これで事件は解決じゃないかと思うかもしれないが、この辺りまでがちょうど半分の1時間程度。ここから物語はがらりと様相を変えて、舞台は廃墟となった工場へと移動する。このシーンもまた背筋がぞっとするのだが、言って見れば前半は娯楽性にあふれたクライム・サスペンス、一転して怒れる群衆 対 Mの密室劇となる後半は、息詰まるような心理劇であると同時に変形の法廷ドラマのようでもある。
前半は顔が見えなかったMことハンス・ベッカートを演じる、ピーター・ローレの狂気の演技が凄まじい。ハンガリー出身のユダヤ人であるローレは、後にハリウッドで『マルタの鷹』(1941)や『カサブランカ』(1942)などの作品で個性派俳優として活躍した。そのローレの怪演は後半の大きな見どころで、目が飛び出んばかりの表情は明らかに常軌を逸しており、「自分の影に追われる」としながら語る言葉や表情は、完全に精神を病んでいるように見える。だが、だとすれば彼が語る言葉は真実なのだろうか? もとより、なぜ市民は暗黒街と手を組み、警察に犯人を引き渡して法の裁きを受けさせるという道を選ばなかったのか? Mのインパクトも絶大だが、むしろパンで映し出される、Mにありったけの憎悪をぶつける群衆の顔のアップの方にこそ困惑を覚え、恐ろしいとさえ感じてしまう。
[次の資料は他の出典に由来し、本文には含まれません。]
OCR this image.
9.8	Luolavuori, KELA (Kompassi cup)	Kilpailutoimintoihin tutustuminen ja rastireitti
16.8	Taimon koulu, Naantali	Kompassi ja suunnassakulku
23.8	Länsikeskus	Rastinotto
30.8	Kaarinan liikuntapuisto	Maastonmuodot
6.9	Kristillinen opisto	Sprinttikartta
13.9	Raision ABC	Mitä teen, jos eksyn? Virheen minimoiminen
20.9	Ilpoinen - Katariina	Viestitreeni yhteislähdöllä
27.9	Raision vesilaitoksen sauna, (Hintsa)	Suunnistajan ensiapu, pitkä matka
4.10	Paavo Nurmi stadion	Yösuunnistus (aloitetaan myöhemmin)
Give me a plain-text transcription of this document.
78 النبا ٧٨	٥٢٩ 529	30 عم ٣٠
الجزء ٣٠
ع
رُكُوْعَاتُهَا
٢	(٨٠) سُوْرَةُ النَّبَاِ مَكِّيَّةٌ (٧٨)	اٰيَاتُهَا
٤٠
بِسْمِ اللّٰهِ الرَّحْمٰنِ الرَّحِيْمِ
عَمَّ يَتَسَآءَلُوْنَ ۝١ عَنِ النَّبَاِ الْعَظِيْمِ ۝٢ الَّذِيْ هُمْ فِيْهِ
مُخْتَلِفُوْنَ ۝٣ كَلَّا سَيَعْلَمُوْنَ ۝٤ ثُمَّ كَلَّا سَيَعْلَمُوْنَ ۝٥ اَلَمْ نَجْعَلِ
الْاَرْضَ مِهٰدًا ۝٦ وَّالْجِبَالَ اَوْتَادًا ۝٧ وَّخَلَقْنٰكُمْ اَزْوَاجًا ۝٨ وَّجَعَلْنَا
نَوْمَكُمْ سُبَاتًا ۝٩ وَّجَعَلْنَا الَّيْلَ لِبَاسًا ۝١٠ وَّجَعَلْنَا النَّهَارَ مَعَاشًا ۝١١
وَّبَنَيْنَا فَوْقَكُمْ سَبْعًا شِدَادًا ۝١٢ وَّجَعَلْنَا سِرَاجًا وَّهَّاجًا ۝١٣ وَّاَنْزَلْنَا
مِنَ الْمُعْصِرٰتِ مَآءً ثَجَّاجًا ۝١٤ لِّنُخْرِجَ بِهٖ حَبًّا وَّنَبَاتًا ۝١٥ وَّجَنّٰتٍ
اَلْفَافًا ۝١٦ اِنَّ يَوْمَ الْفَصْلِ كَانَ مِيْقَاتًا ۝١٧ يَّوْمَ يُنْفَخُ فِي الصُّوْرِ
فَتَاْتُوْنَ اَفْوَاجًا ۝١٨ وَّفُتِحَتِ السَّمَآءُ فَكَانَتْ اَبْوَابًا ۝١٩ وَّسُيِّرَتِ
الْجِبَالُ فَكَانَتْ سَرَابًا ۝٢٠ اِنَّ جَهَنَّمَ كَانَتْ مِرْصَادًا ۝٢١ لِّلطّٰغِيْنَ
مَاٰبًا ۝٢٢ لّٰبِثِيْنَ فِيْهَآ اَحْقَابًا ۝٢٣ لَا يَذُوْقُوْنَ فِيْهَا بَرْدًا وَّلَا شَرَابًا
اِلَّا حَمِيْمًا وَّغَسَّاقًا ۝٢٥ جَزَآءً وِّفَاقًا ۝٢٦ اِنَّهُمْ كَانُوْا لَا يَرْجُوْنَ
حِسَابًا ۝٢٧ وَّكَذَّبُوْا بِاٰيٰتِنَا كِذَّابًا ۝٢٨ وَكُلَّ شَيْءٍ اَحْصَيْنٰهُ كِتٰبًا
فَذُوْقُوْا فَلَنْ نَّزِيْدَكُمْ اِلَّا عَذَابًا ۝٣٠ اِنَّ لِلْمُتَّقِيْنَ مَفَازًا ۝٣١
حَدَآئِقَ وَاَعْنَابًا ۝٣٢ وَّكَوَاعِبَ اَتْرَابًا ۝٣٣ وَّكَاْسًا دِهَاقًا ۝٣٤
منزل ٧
Mとは、ドイツ語で殺人を意味する「Morder」の頭文字。だが、ナチスドイツが台頭してきた時代背景を考えた時、アルファベットの印が意味することには違ったニュアンスも感じられる。不安な時代の空気と、来るべき狂気の時代における恐怖を映した作風は、ナチスドイツ時代には厳しい弾圧を受けることになるドイツ表現主義の特徴と言えるだろう。だが、難しいことを考えずとも、本作の時代の気運は不思議と現代に通じるものがあるところに、言い知れない不安を覚える人も多いのではないだろうか。Mをめぐる世間の狂騒の影で、「こんなことをしても子供は返ってこない。子供から目を離してはいけない……絶対に!」と観客に向かって訴える被害者の母親の悲痛な叫びが、いつまでも消えない余韻を残す。